A sample of the noncracked chilli was chosen to store and examine the wrinkle of the fruit body. As described in Figure 12(a), there was no wrinkle until 24 hours of storage. As time was prolonged at 72 hours, small deformations appeared, as shown in Figure 12(b), but their sizes were so small that they did not confuse the identification. By 120 hours, the deformations became so large that they were easily observed by visual inspection. As shown in Figure 12(c), the concave and convex appeared with sizes and features similar to cracks, thus reducing the accuracy. Those wrinkles continued to expand after 120 hours, especially at 168 hours, as shown in Figure 12(d).

In the production process, to ensure the quality of the fresh chilli, stem separation was usually done during the first 36 hours of storage. Therefore, the decrease in the accurate identification rate was negligible under these practical conditions.

4. Conclusions

The CNN model has been developed to identify and classify fresh chilli fruits with cracks caused by the destemming process, thus increasing the efficiency of the processing.
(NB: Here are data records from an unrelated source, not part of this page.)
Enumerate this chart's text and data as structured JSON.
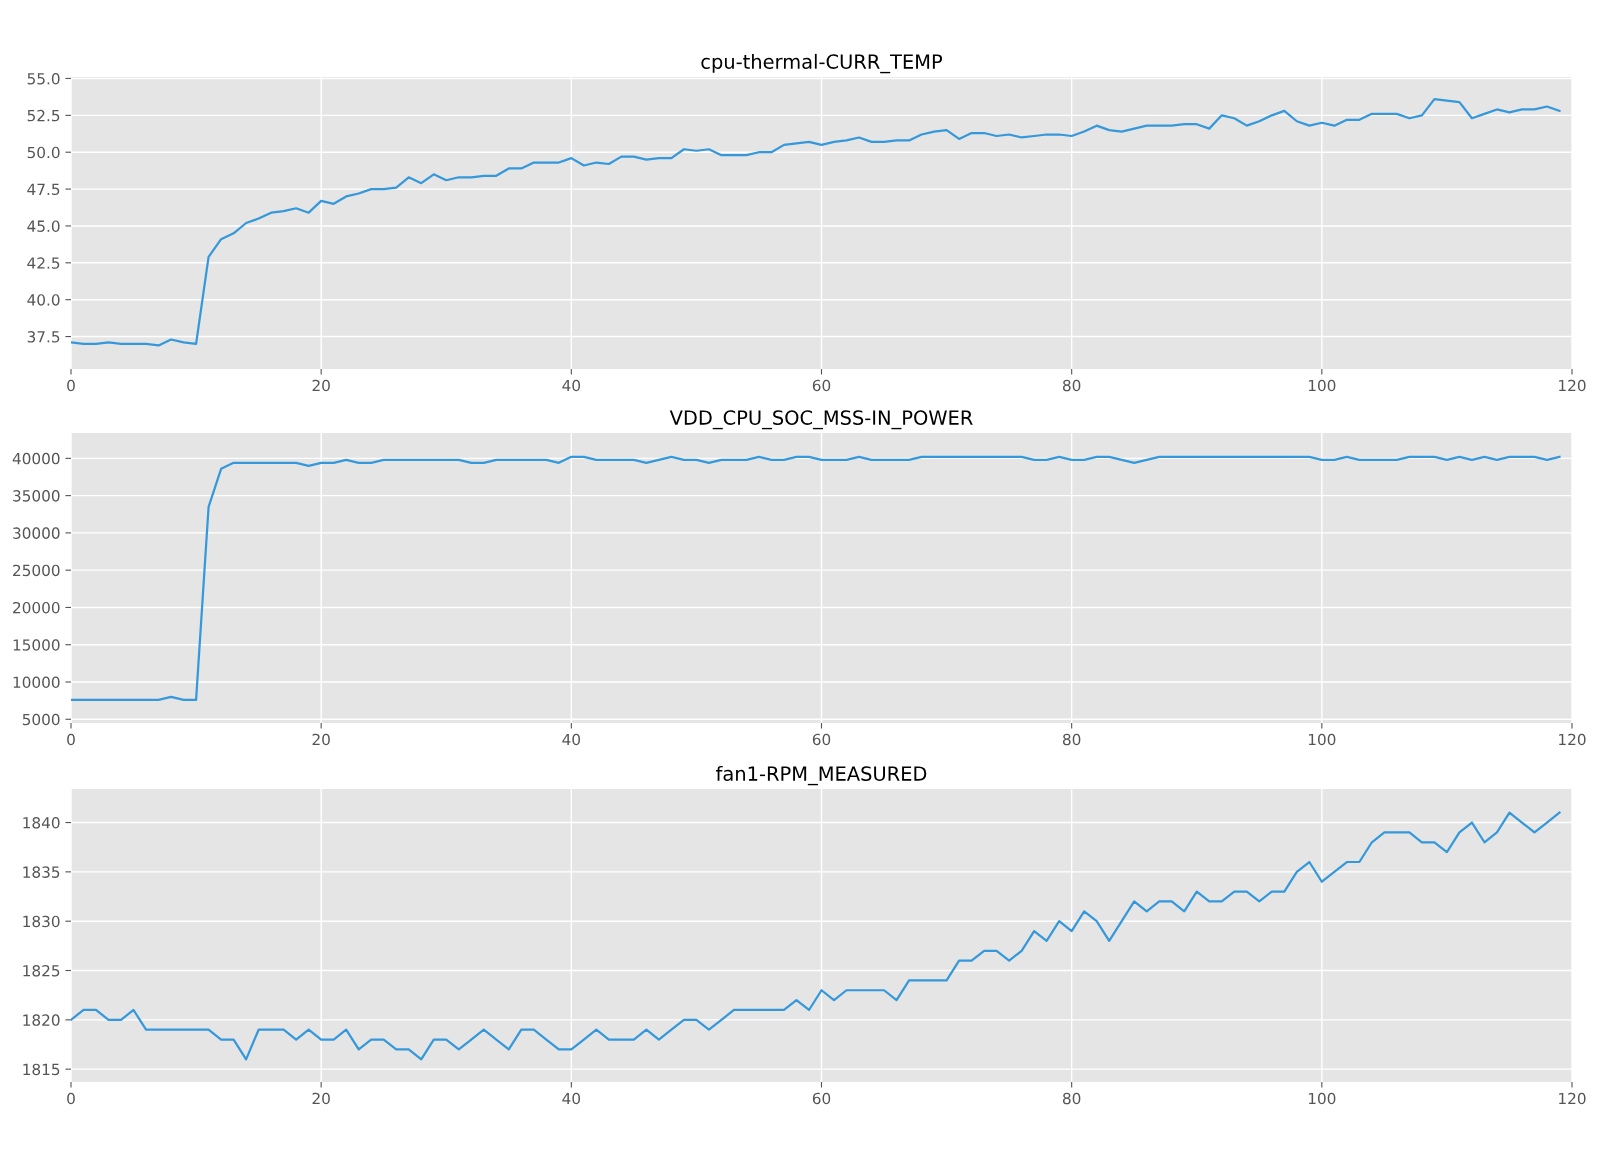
{
  "chart_data": [
    {
      "type": "line",
      "title": "cpu-thermal-CURR_TEMP",
      "xlim": [
        0,
        120
      ],
      "xticks": [
        0,
        20,
        40,
        60,
        80,
        100,
        120
      ],
      "ylim": [
        35.3,
        55.1
      ],
      "yticks": [
        {
          "value": 37.5,
          "label": "37.5"
        },
        {
          "value": 40,
          "label": "40.0"
        },
        {
          "value": 42.5,
          "label": "42.5"
        },
        {
          "value": 45,
          "label": "45.0"
        },
        {
          "value": 47.5,
          "label": "47.5"
        },
        {
          "value": 50,
          "label": "50.0"
        },
        {
          "value": 52.5,
          "label": "52.5"
        },
        {
          "value": 55,
          "label": "55.0"
        }
      ],
      "grid": true,
      "line_style": "solid",
      "x": [
        0,
        1,
        2,
        3,
        4,
        5,
        6,
        7,
        8,
        9,
        10,
        11,
        12,
        13,
        14,
        15,
        16,
        17,
        18,
        19,
        20,
        21,
        22,
        23,
        24,
        25,
        26,
        27,
        28,
        29,
        30,
        31,
        32,
        33,
        34,
        35,
        36,
        37,
        38,
        39,
        40,
        41,
        42,
        43,
        44,
        45,
        46,
        47,
        48,
        49,
        50,
        51,
        52,
        53,
        54,
        55,
        56,
        57,
        58,
        59,
        60,
        61,
        62,
        63,
        64,
        65,
        66,
        67,
        68,
        69,
        70,
        71,
        72,
        73,
        74,
        75,
        76,
        77,
        78,
        79,
        80,
        81,
        82,
        83,
        84,
        85,
        86,
        87,
        88,
        89,
        90,
        91,
        92,
        93,
        94,
        95,
        96,
        97,
        98,
        99,
        100,
        101,
        102,
        103,
        104,
        105,
        106,
        107,
        108,
        109,
        110,
        111,
        112,
        113,
        114,
        115,
        116,
        117,
        118,
        119
      ],
      "series": [
        {
          "color": "#3498db",
          "values": [
            37.1,
            37.0,
            37.0,
            37.1,
            37.0,
            37.0,
            37.0,
            36.9,
            37.3,
            37.1,
            37.0,
            42.9,
            44.1,
            44.5,
            45.2,
            45.5,
            45.9,
            46.0,
            46.2,
            45.9,
            46.7,
            46.5,
            47.0,
            47.2,
            47.5,
            47.5,
            47.6,
            48.3,
            47.9,
            48.5,
            48.1,
            48.3,
            48.3,
            48.4,
            48.4,
            48.9,
            48.9,
            49.3,
            49.3,
            49.3,
            49.6,
            49.1,
            49.3,
            49.2,
            49.7,
            49.7,
            49.5,
            49.6,
            49.6,
            50.2,
            50.1,
            50.2,
            49.8,
            49.8,
            49.8,
            50.0,
            50.0,
            50.5,
            50.6,
            50.7,
            50.5,
            50.7,
            50.8,
            51.0,
            50.7,
            50.7,
            50.8,
            50.8,
            51.2,
            51.4,
            51.5,
            50.9,
            51.3,
            51.3,
            51.1,
            51.2,
            51.0,
            51.1,
            51.2,
            51.2,
            51.1,
            51.4,
            51.8,
            51.5,
            51.4,
            51.6,
            51.8,
            51.8,
            51.8,
            51.9,
            51.9,
            51.6,
            52.5,
            52.3,
            51.8,
            52.1,
            52.5,
            52.8,
            52.1,
            51.8,
            52.0,
            51.8,
            52.2,
            52.2,
            52.6,
            52.6,
            52.6,
            52.3,
            52.5,
            53.6,
            53.5,
            53.4,
            52.3,
            52.6,
            52.9,
            52.7,
            52.9,
            52.9,
            53.1,
            52.8
          ]
        }
      ]
    },
    {
      "type": "line",
      "title": "VDD_CPU_SOC_MSS-IN_POWER",
      "xlim": [
        0,
        120
      ],
      "xticks": [
        0,
        20,
        40,
        60,
        80,
        100,
        120
      ],
      "ylim": [
        4500,
        43400
      ],
      "yticks": [
        5000,
        10000,
        15000,
        20000,
        25000,
        30000,
        35000,
        40000
      ],
      "grid": true,
      "line_style": "solid",
      "x": [
        0,
        1,
        2,
        3,
        4,
        5,
        6,
        7,
        8,
        9,
        10,
        11,
        12,
        13,
        14,
        15,
        16,
        17,
        18,
        19,
        20,
        21,
        22,
        23,
        24,
        25,
        26,
        27,
        28,
        29,
        30,
        31,
        32,
        33,
        34,
        35,
        36,
        37,
        38,
        39,
        40,
        41,
        42,
        43,
        44,
        45,
        46,
        47,
        48,
        49,
        50,
        51,
        52,
        53,
        54,
        55,
        56,
        57,
        58,
        59,
        60,
        61,
        62,
        63,
        64,
        65,
        66,
        67,
        68,
        69,
        70,
        71,
        72,
        73,
        74,
        75,
        76,
        77,
        78,
        79,
        80,
        81,
        82,
        83,
        84,
        85,
        86,
        87,
        88,
        89,
        90,
        91,
        92,
        93,
        94,
        95,
        96,
        97,
        98,
        99,
        100,
        101,
        102,
        103,
        104,
        105,
        106,
        107,
        108,
        109,
        110,
        111,
        112,
        113,
        114,
        115,
        116,
        117,
        118,
        119
      ],
      "series": [
        {
          "color": "#3498db",
          "values": [
            7600,
            7600,
            7600,
            7600,
            7600,
            7600,
            7600,
            7600,
            8000,
            7600,
            7600,
            33500,
            38600,
            39400,
            39400,
            39400,
            39400,
            39400,
            39400,
            39000,
            39400,
            39400,
            39800,
            39400,
            39400,
            39800,
            39800,
            39800,
            39800,
            39800,
            39800,
            39800,
            39400,
            39400,
            39800,
            39800,
            39800,
            39800,
            39800,
            39400,
            40200,
            40200,
            39800,
            39800,
            39800,
            39800,
            39400,
            39800,
            40200,
            39800,
            39800,
            39400,
            39800,
            39800,
            39800,
            40200,
            39800,
            39800,
            40200,
            40200,
            39800,
            39800,
            39800,
            40200,
            39800,
            39800,
            39800,
            39800,
            40200,
            40200,
            40200,
            40200,
            40200,
            40200,
            40200,
            40200,
            40200,
            39800,
            39800,
            40200,
            39800,
            39800,
            40200,
            40200,
            39800,
            39400,
            39800,
            40200,
            40200,
            40200,
            40200,
            40200,
            40200,
            40200,
            40200,
            40200,
            40200,
            40200,
            40200,
            40200,
            39800,
            39800,
            40200,
            39800,
            39800,
            39800,
            39800,
            40200,
            40200,
            40200,
            39800,
            40200,
            39800,
            40200,
            39800,
            40200,
            40200,
            40200,
            39800,
            40200
          ]
        }
      ]
    },
    {
      "type": "line",
      "title": "fan1-RPM_MEASURED",
      "xlim": [
        0,
        120
      ],
      "xticks": [
        0,
        20,
        40,
        60,
        80,
        100,
        120
      ],
      "ylim": [
        1813.7,
        1843.4
      ],
      "yticks": [
        1815,
        1820,
        1825,
        1830,
        1835,
        1840
      ],
      "grid": true,
      "line_style": "solid",
      "x": [
        0,
        1,
        2,
        3,
        4,
        5,
        6,
        7,
        8,
        9,
        10,
        11,
        12,
        13,
        14,
        15,
        16,
        17,
        18,
        19,
        20,
        21,
        22,
        23,
        24,
        25,
        26,
        27,
        28,
        29,
        30,
        31,
        32,
        33,
        34,
        35,
        36,
        37,
        38,
        39,
        40,
        41,
        42,
        43,
        44,
        45,
        46,
        47,
        48,
        49,
        50,
        51,
        52,
        53,
        54,
        55,
        56,
        57,
        58,
        59,
        60,
        61,
        62,
        63,
        64,
        65,
        66,
        67,
        68,
        69,
        70,
        71,
        72,
        73,
        74,
        75,
        76,
        77,
        78,
        79,
        80,
        81,
        82,
        83,
        84,
        85,
        86,
        87,
        88,
        89,
        90,
        91,
        92,
        93,
        94,
        95,
        96,
        97,
        98,
        99,
        100,
        101,
        102,
        103,
        104,
        105,
        106,
        107,
        108,
        109,
        110,
        111,
        112,
        113,
        114,
        115,
        116,
        117,
        118,
        119
      ],
      "series": [
        {
          "color": "#3498db",
          "values": [
            1820,
            1821,
            1821,
            1820,
            1820,
            1821,
            1819,
            1819,
            1819,
            1819,
            1819,
            1819,
            1818,
            1818,
            1816,
            1819,
            1819,
            1819,
            1818,
            1819,
            1818,
            1818,
            1819,
            1817,
            1818,
            1818,
            1817,
            1817,
            1816,
            1818,
            1818,
            1817,
            1818,
            1819,
            1818,
            1817,
            1819,
            1819,
            1818,
            1817,
            1817,
            1818,
            1819,
            1818,
            1818,
            1818,
            1819,
            1818,
            1819,
            1820,
            1820,
            1819,
            1820,
            1821,
            1821,
            1821,
            1821,
            1821,
            1822,
            1821,
            1823,
            1822,
            1823,
            1823,
            1823,
            1823,
            1822,
            1824,
            1824,
            1824,
            1824,
            1826,
            1826,
            1827,
            1827,
            1826,
            1827,
            1829,
            1828,
            1830,
            1829,
            1831,
            1830,
            1828,
            1830,
            1832,
            1831,
            1832,
            1832,
            1831,
            1833,
            1832,
            1832,
            1833,
            1833,
            1832,
            1833,
            1833,
            1835,
            1836,
            1834,
            1835,
            1836,
            1836,
            1838,
            1839,
            1839,
            1839,
            1838,
            1838,
            1837,
            1839,
            1840,
            1838,
            1839,
            1841,
            1840,
            1839,
            1840,
            1841
          ]
        }
      ]
    }
  ]
}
The accurate recognition rate of 95.2% has proved that the model was reliable and suitable to be applied in practice. In addition, after 120 hours of storage with wrinkled skin, test results for destemmed fruits also yielded an accuracy of 93% and met the required reliability. This model helps to improve the automatic ability of the destemming and sorting system. By adding this grading method, the destemming system has higher applicability in real production. Because the test was performed in step mode, studies on increasing accuracy in real-time identification would be carried out in further works.

Data Availability

The data used to support the findings of this study are available from the corresponding author upon request.

Additional Points

Highlights. The manual sorting of cracked chilli after destemming results in high costs and low quality; thus, automatic grading is necessary to be performed. The convolution neural network (CNN) model was built and trained to identify cracked fruits in order to classify them into one group. OpenCV, TensorFlow library, and Keras API were used to support this work. Experiments achieved an accurate identification rate of 95.3%. Moreover, a success rate of 93% was found even in wrinkled chilli bodies during the drying and dehydration process.

Conflicts of Interest

The authors declare that there is no conflict of interest regarding the publication of this paper.


Quoc-Khanh Huynh was funded by the Vingroup Joint Stock Company and supported by the Domestic Master/Ph.D. Scholarship Programme of Vingroup Innovation Foundation (VINIF), Vingroup Big Data Institute (VINBIGDATA). The authors also would like to thank Chi-Tinh Vo, Huu-Quan La, and Minh-Tri Nguyen for their enthusiastic participation in this research.